帰宅して、バスソルトを洗面所へ並べる。定位置に座って開催されたみかんの剥き方講座も無事に終わった。満月、器用で飲み込みが早いからすぐに覚えるんだ。白い筋を取るのに夢中になって、随分ときれいなみかんが出来たものだった。
そのまま夕飯も済ませ、今日は星が綺麗だからとベランダでのんびりしていると、おもむろに満月が切り出した。
「・・・紗夜」
「ん?」
「前に、話したこと・・・覚えてる?」
「んー・・・どれかな。僕のどこが好きだとか、どんな服が―」
「ちがうっ!・・・もう、遊んでるでしょ!」
「はは、ごめんごめん。うん。もちろん覚えてるよ」
「・・・もう。あのね、私・・・決めたの」
「なにをだい?」
満月、本当はきっと、あまり話すのが得意ではないのだろう。それでも、精一杯言葉を紡いでくれるその姿が愛おしくて、つい励ましてしまう。1歩距離を詰めて、背中に手を添えた。話、聞くよのサインだ。
「・・・私は、これからも戦うと思うの。でも、それは・・・紗夜、と」
「うん」
「最後の刻まで、紗夜の隣にいたいから」
そこで、また真っ直ぐこちらを見る。今日は月が細いから、目の前の満月がより眩しい。

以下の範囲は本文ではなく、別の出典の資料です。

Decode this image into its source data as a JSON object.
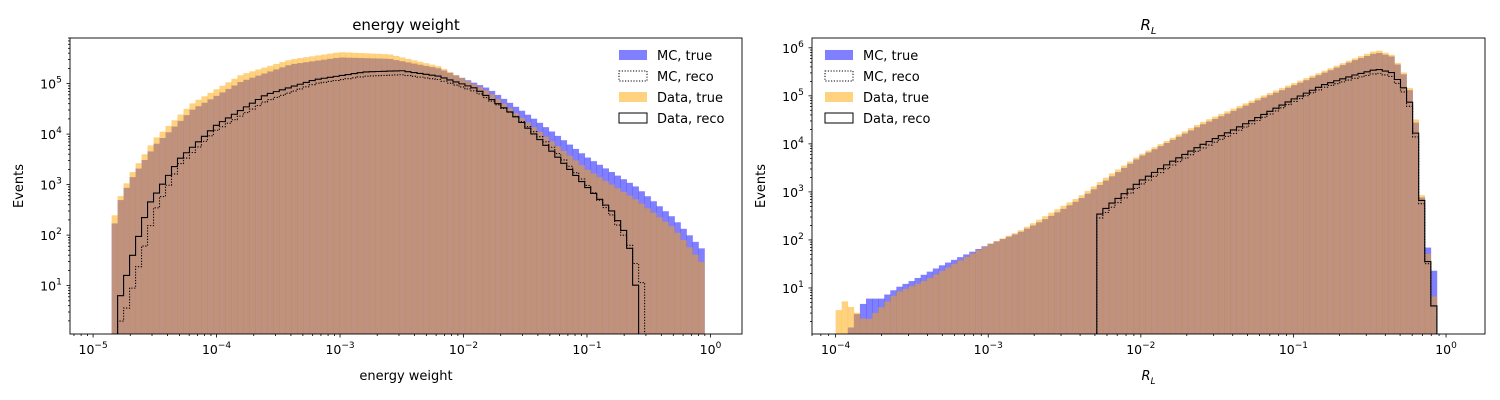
{
  "chart_data": [
    {
      "type": "histogram",
      "title": "energy weight",
      "xlabel": "energy weight",
      "ylabel": "Events",
      "xscale": "log",
      "yscale": "log",
      "xlim": [
        6.5e-06,
        1.8
      ],
      "ylim": [
        1.1,
        800000
      ],
      "xticks": [
        {
          "v": 1e-05,
          "base": "10",
          "exp": "−5"
        },
        {
          "v": 0.0001,
          "base": "10",
          "exp": "−4"
        },
        {
          "v": 0.001,
          "base": "10",
          "exp": "−3"
        },
        {
          "v": 0.01,
          "base": "10",
          "exp": "−2"
        },
        {
          "v": 0.1,
          "base": "10",
          "exp": "−1"
        },
        {
          "v": 1,
          "base": "10",
          "exp": "0"
        }
      ],
      "yticks": [
        {
          "v": 10,
          "base": "10",
          "exp": "1"
        },
        {
          "v": 100,
          "base": "10",
          "exp": "2"
        },
        {
          "v": 1000,
          "base": "10",
          "exp": "3"
        },
        {
          "v": 10000,
          "base": "10",
          "exp": "4"
        },
        {
          "v": 100000,
          "base": "10",
          "exp": "5"
        }
      ],
      "legend_position": "top-right",
      "bins": {
        "log10_min": -4.85,
        "log10_max": 0.0,
        "count": 100
      },
      "series": [
        {
          "name": "MC, true",
          "style": "filled",
          "color": "#0000ff",
          "opacity": 0.5,
          "points": [
            [
              -4.85,
              80
            ],
            [
              -4.8,
              380
            ],
            [
              -4.7,
              1200
            ],
            [
              -4.5,
              6000
            ],
            [
              -4.2,
              30000
            ],
            [
              -3.8,
              110000
            ],
            [
              -3.4,
              240000
            ],
            [
              -3.0,
              330000
            ],
            [
              -2.6,
              310000
            ],
            [
              -2.2,
              200000
            ],
            [
              -1.8,
              80000
            ],
            [
              -1.4,
              18000
            ],
            [
              -1.0,
              3500
            ],
            [
              -0.6,
              900
            ],
            [
              -0.3,
              220
            ],
            [
              -0.03,
              42
            ]
          ]
        },
        {
          "name": "MC, reco",
          "style": "dotted",
          "color": "#000000",
          "points": [
            [
              -4.8,
              1.5
            ],
            [
              -4.72,
              4
            ],
            [
              -4.62,
              30
            ],
            [
              -4.5,
              300
            ],
            [
              -4.3,
              2500
            ],
            [
              -4.0,
              12000
            ],
            [
              -3.6,
              45000
            ],
            [
              -3.2,
              100000
            ],
            [
              -2.8,
              140000
            ],
            [
              -2.5,
              150000
            ],
            [
              -2.2,
              120000
            ],
            [
              -1.9,
              70000
            ],
            [
              -1.6,
              25000
            ],
            [
              -1.3,
              6000
            ],
            [
              -1.0,
              1000
            ],
            [
              -0.8,
              250
            ],
            [
              -0.65,
              60
            ],
            [
              -0.55,
              10
            ],
            [
              -0.53,
              1.3
            ]
          ]
        },
        {
          "name": "Data, true",
          "style": "filled",
          "color": "#ffa500",
          "opacity": 0.5,
          "points": [
            [
              -4.85,
              140
            ],
            [
              -4.8,
              450
            ],
            [
              -4.7,
              1500
            ],
            [
              -4.5,
              8000
            ],
            [
              -4.2,
              40000
            ],
            [
              -3.8,
              150000
            ],
            [
              -3.4,
              300000
            ],
            [
              -3.0,
              420000
            ],
            [
              -2.6,
              380000
            ],
            [
              -2.2,
              220000
            ],
            [
              -1.8,
              70000
            ],
            [
              -1.4,
              12000
            ],
            [
              -1.0,
              2000
            ],
            [
              -0.6,
              500
            ],
            [
              -0.3,
              140
            ],
            [
              -0.03,
              22
            ]
          ]
        },
        {
          "name": "Data, reco",
          "style": "step",
          "color": "#000000",
          "points": [
            [
              -4.82,
              1.3
            ],
            [
              -4.78,
              6
            ],
            [
              -4.68,
              40
            ],
            [
              -4.55,
              400
            ],
            [
              -4.3,
              3200
            ],
            [
              -4.0,
              15000
            ],
            [
              -3.6,
              60000
            ],
            [
              -3.2,
              120000
            ],
            [
              -2.8,
              170000
            ],
            [
              -2.5,
              180000
            ],
            [
              -2.2,
              140000
            ],
            [
              -1.9,
              80000
            ],
            [
              -1.6,
              25000
            ],
            [
              -1.3,
              5000
            ],
            [
              -1.0,
              900
            ],
            [
              -0.8,
              300
            ],
            [
              -0.7,
              120
            ],
            [
              -0.62,
              30
            ],
            [
              -0.58,
              1.3
            ]
          ]
        }
      ]
    },
    {
      "type": "histogram",
      "title": "R",
      "title_sub": "L",
      "xlabel": "R",
      "xlabel_sub": "L",
      "ylabel": "Events",
      "xscale": "log",
      "yscale": "log",
      "xlim": [
        7e-05,
        1.8
      ],
      "ylim": [
        1.1,
        1600000
      ],
      "xticks": [
        {
          "v": 0.0001,
          "base": "10",
          "exp": "−4"
        },
        {
          "v": 0.001,
          "base": "10",
          "exp": "−3"
        },
        {
          "v": 0.01,
          "base": "10",
          "exp": "−2"
        },
        {
          "v": 0.1,
          "base": "10",
          "exp": "−1"
        },
        {
          "v": 1,
          "base": "10",
          "exp": "0"
        }
      ],
      "yticks": [
        {
          "v": 10,
          "base": "10",
          "exp": "1"
        },
        {
          "v": 100,
          "base": "10",
          "exp": "2"
        },
        {
          "v": 1000,
          "base": "10",
          "exp": "3"
        },
        {
          "v": 10000,
          "base": "10",
          "exp": "4"
        },
        {
          "v": 100000,
          "base": "10",
          "exp": "5"
        },
        {
          "v": 1000000,
          "base": "10",
          "exp": "6"
        }
      ],
      "legend_position": "top-left",
      "bins": {
        "log10_min": -4.0,
        "log10_max": -0.02,
        "count": 100
      },
      "series": [
        {
          "name": "MC, true",
          "style": "filled",
          "color": "#0000ff",
          "opacity": 0.5,
          "points": [
            [
              -4.0,
              0
            ],
            [
              -3.89,
              2
            ],
            [
              -3.8,
              6
            ],
            [
              -3.7,
              6
            ],
            [
              -3.6,
              10
            ],
            [
              -3.5,
              14
            ],
            [
              -3.3,
              30
            ],
            [
              -3.0,
              80
            ],
            [
              -2.8,
              140
            ],
            [
              -2.6,
              300
            ],
            [
              -2.4,
              700
            ],
            [
              -2.2,
              2000
            ],
            [
              -2.0,
              5500
            ],
            [
              -1.6,
              25000
            ],
            [
              -1.2,
              90000
            ],
            [
              -0.8,
              300000
            ],
            [
              -0.6,
              550000
            ],
            [
              -0.45,
              800000
            ],
            [
              -0.35,
              650000
            ],
            [
              -0.25,
              200000
            ],
            [
              -0.2,
              30000
            ],
            [
              -0.16,
              800
            ],
            [
              -0.13,
              120
            ],
            [
              -0.1,
              25
            ],
            [
              -0.05,
              20
            ]
          ]
        },
        {
          "name": "MC, reco",
          "style": "dotted",
          "color": "#000000",
          "points": [
            [
              -2.3,
              1.2
            ],
            [
              -2.29,
              250
            ],
            [
              -2.2,
              450
            ],
            [
              -2.0,
              1400
            ],
            [
              -1.8,
              3500
            ],
            [
              -1.6,
              8000
            ],
            [
              -1.4,
              16000
            ],
            [
              -1.2,
              35000
            ],
            [
              -1.0,
              75000
            ],
            [
              -0.8,
              150000
            ],
            [
              -0.6,
              230000
            ],
            [
              -0.45,
              300000
            ],
            [
              -0.35,
              250000
            ],
            [
              -0.25,
              90000
            ],
            [
              -0.2,
              15000
            ],
            [
              -0.16,
              600
            ],
            [
              -0.13,
              60
            ],
            [
              -0.1,
              10
            ],
            [
              -0.05,
              1.2
            ]
          ]
        },
        {
          "name": "Data, true",
          "style": "filled",
          "color": "#ffa500",
          "opacity": 0.5,
          "points": [
            [
              -4.0,
              2
            ],
            [
              -3.96,
              6
            ],
            [
              -3.9,
              4
            ],
            [
              -3.8,
              2
            ],
            [
              -3.6,
              8
            ],
            [
              -3.4,
              15
            ],
            [
              -3.2,
              35
            ],
            [
              -3.0,
              80
            ],
            [
              -2.8,
              150
            ],
            [
              -2.6,
              350
            ],
            [
              -2.4,
              800
            ],
            [
              -2.2,
              2300
            ],
            [
              -2.0,
              6000
            ],
            [
              -1.6,
              28000
            ],
            [
              -1.2,
              100000
            ],
            [
              -0.8,
              330000
            ],
            [
              -0.6,
              600000
            ],
            [
              -0.45,
              900000
            ],
            [
              -0.35,
              700000
            ],
            [
              -0.25,
              220000
            ],
            [
              -0.2,
              35000
            ],
            [
              -0.16,
              900
            ],
            [
              -0.13,
              100
            ],
            [
              -0.1,
              15
            ],
            [
              -0.05,
              2
            ]
          ]
        },
        {
          "name": "Data, reco",
          "style": "step",
          "color": "#000000",
          "points": [
            [
              -2.3,
              1.2
            ],
            [
              -2.29,
              300
            ],
            [
              -2.2,
              550
            ],
            [
              -2.0,
              1700
            ],
            [
              -1.8,
              4200
            ],
            [
              -1.6,
              9500
            ],
            [
              -1.4,
              19000
            ],
            [
              -1.2,
              40000
            ],
            [
              -1.0,
              85000
            ],
            [
              -0.8,
              170000
            ],
            [
              -0.6,
              270000
            ],
            [
              -0.45,
              360000
            ],
            [
              -0.35,
              300000
            ],
            [
              -0.25,
              110000
            ],
            [
              -0.2,
              18000
            ],
            [
              -0.16,
              700
            ],
            [
              -0.13,
              70
            ],
            [
              -0.1,
              10
            ],
            [
              -0.05,
              1.2
            ]
          ]
        }
      ]
    }
  ]
}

満月からの言葉も相まって、胸がいっぱいになる。
「……そっか。うん、ありがとう。でも、満月」
「・・・ん」
「無理は、して欲しくないなあ、戦うのは君だし、君はいつも頑張ってるし、僕はいつだって、例えどんなことがあっても、君のそばに居ると決めたからさ」
「・・・紗夜。・・・わかった。でも」
不意打ちで、紗夜の顔がぐっと近づいてくる。驚いて止める間もなく、柔らかい唇が触れた。すぐに離れて、真っ赤になった満月が目に入る。
「私が頑張るのは、紗夜のためだから・・・っ」
耳を震わせて尻尾を立てて、手をぎゅっと握りしめながら震えた声でそう告げられた。そのままするりと背を向けられたけれど、これが愛おしさじゃなければ何だと言うのだろう? そのままきつく抱きしめて、真っ赤な耳に囁く。一言一句、聴き逃させはしない。
「満月、みつき、ああ、愛してるよ。どうか、僕だけを照らす月で、僕の為に咲く赤薔薇でいてほしい。その為なら、きっと僕は何だってしてみせる。君の傍でなら、僕はいくらでも歌える。君の幸せが、僕の幸せだから」
顔は見えない。でも、足元に絡みついて離れない尻尾が、きっと答えだろうと思った。